What Real American Won’t Say About Hulk Hogan

From his late-life support for Donald Trump to playing a key role in destroying Gawker, the Netflix documentary series Real American keeps its distance from substantive questions about Hulk Hogan’s legacy.

A portrait photograph of Hulk Hogan flexing his muscles.

At its peak, Hulkamania captured the imaginations of millions of Americans. But Hulk Hogan’s legacy includes union busting and destroying journalistic institutions — episodes that a new Netflix documentary series barely touches. (Netflix)


In 1991, I sat in front of the television and wept as Sgt Slaughter beat Hulk Hogan with a chair. My brother and I had watched in horror for months as Slaughter and his cronies brutalized Hogan in the lead-up to WrestleMania VII, unwilling to accept my dad’s attempts at consolation. We were kids, and like millions of other Americans, Hulkamaniacs.
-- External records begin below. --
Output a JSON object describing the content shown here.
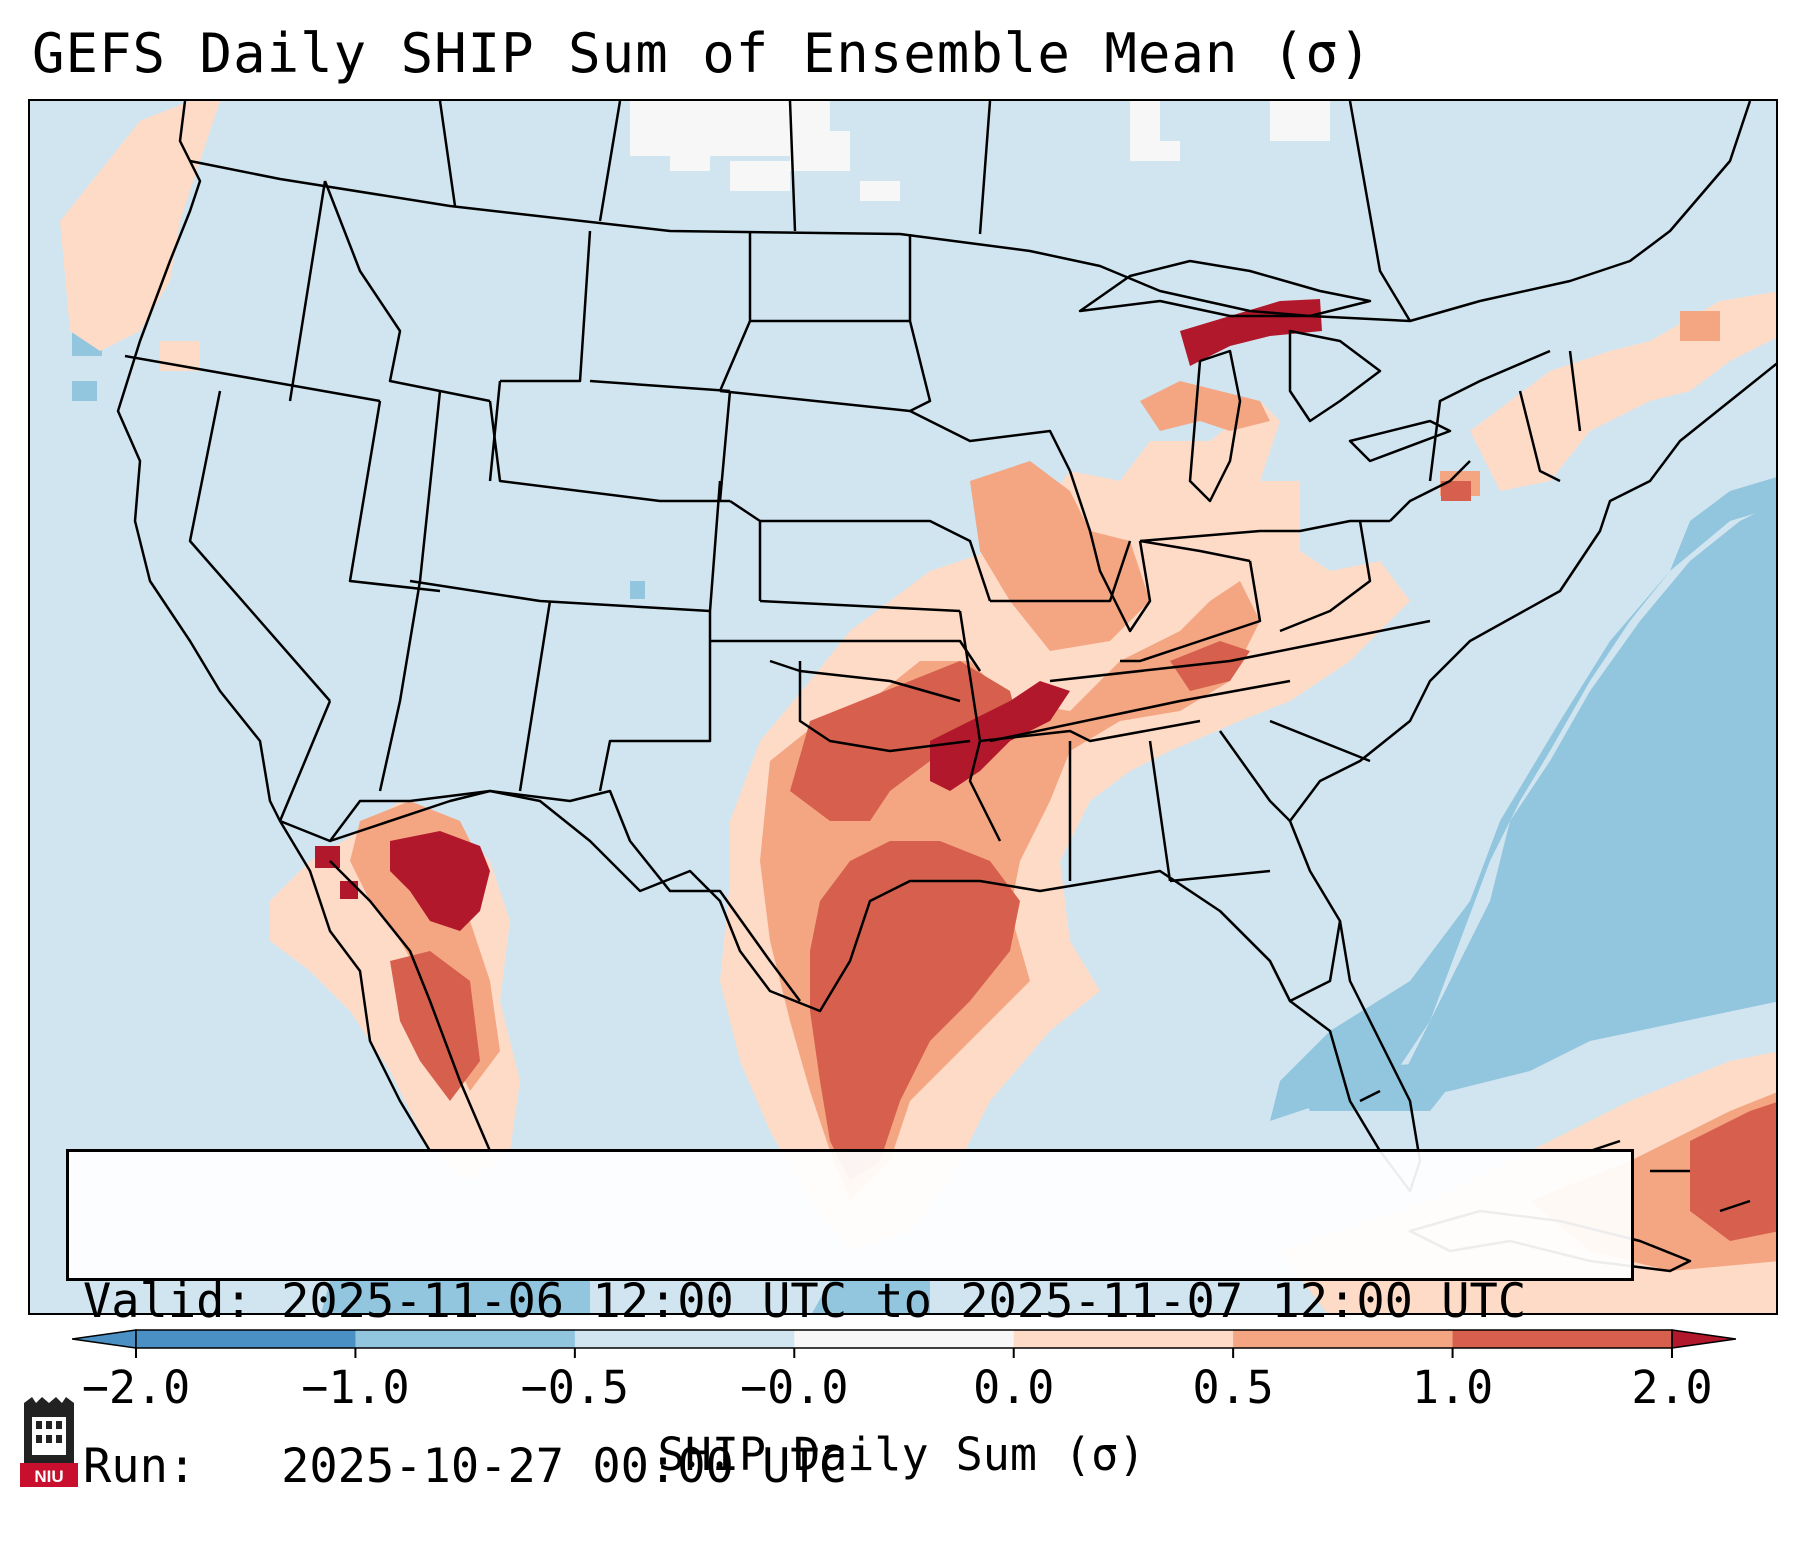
{
  "title": "GEFS Daily SHIP Sum of Ensemble Mean (σ)",
  "info": {
    "valid_line": "Valid: 2025-11-06 12:00 UTC to 2025-11-07 12:00 UTC",
    "run_line": "Run:   2025-10-27 00:00 UTC"
  },
  "colorbar": {
    "label": "SHIP Daily Sum (σ)",
    "ticks": [
      "−2.0",
      "−1.0",
      "−0.5",
      "−0.0",
      "0.0",
      "0.5",
      "1.0",
      "2.0"
    ],
    "colors": [
      "#4a90c4",
      "#92c5de",
      "#d1e5f0",
      "#f7f7f7",
      "#fddbc7",
      "#f4a582",
      "#d6604d",
      "#b2182b"
    ],
    "extend": "both"
  },
  "map": {
    "projection": "Lambert conformal, CONUS",
    "background_color": "#d1e5f0",
    "anomaly_regions": [
      {
        "name": "texas-oklahoma-plume",
        "level": "0.0 to 0.5"
      },
      {
        "name": "ozarks-core",
        "level": "1.0 to 2.0"
      },
      {
        "name": "ohio-valley",
        "level": "0.5 to 1.0"
      },
      {
        "name": "michigan-upper-peninsula",
        "level": "1.0 to 2.0"
      },
      {
        "name": "sonora-core",
        "level": "1.0 to 2.0"
      },
      {
        "name": "atlantic-offshore",
        "level": "-1.0 to -0.5"
      },
      {
        "name": "caribbean",
        "level": "0.5 to 1.0"
      }
    ]
  },
  "logo": {
    "text": "NIU"
  }
}
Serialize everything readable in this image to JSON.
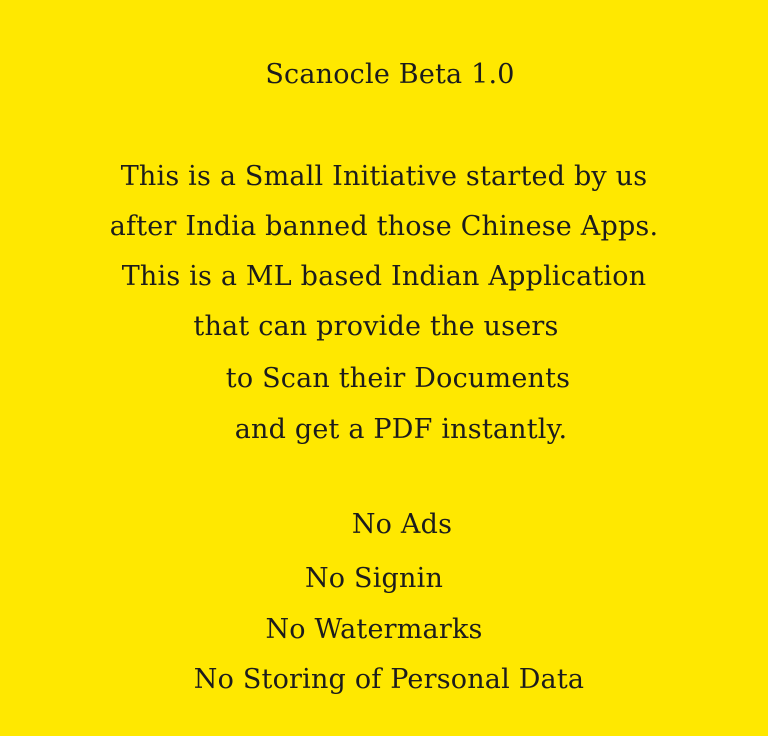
{
  "app": {
    "title": "Scanocle Beta 1.0"
  },
  "about": {
    "lines": [
      "This is a Small Initiative started by us",
      "after India banned those Chinese Apps.",
      "This is a ML based Indian Application",
      "that can provide the users",
      "to Scan their Documents",
      "and get a PDF instantly."
    ]
  },
  "features": {
    "items": [
      "No Ads",
      "No Signin",
      "No Watermarks",
      "No Storing of Personal Data"
    ]
  },
  "colors": {
    "background": "#ffe800",
    "text": "#1c1c1c"
  }
}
Thirty-four years later, my son Sebastian, who had just turned seven, stood beside me at WWE SmackDown in Cleveland on July 25, 2025. We watched grown men and women weep as the bell tolled ten times to commemorate Hogan, a day after his death. The moment was surreal. I was grieving the figure who had defined a piece of my childhood, and I was thinking, even then, about what I had spent the better part of a decade trying not to think about: the man behind the character, and what that man had done.

Netflix’s new four-part documentary, Real American, takes a partial accounting. But like most documentaries produced in association with World Wrestling Entertainment (WWE), it ducks the questions that matter most. Watching it didn’t resolve my dissonance.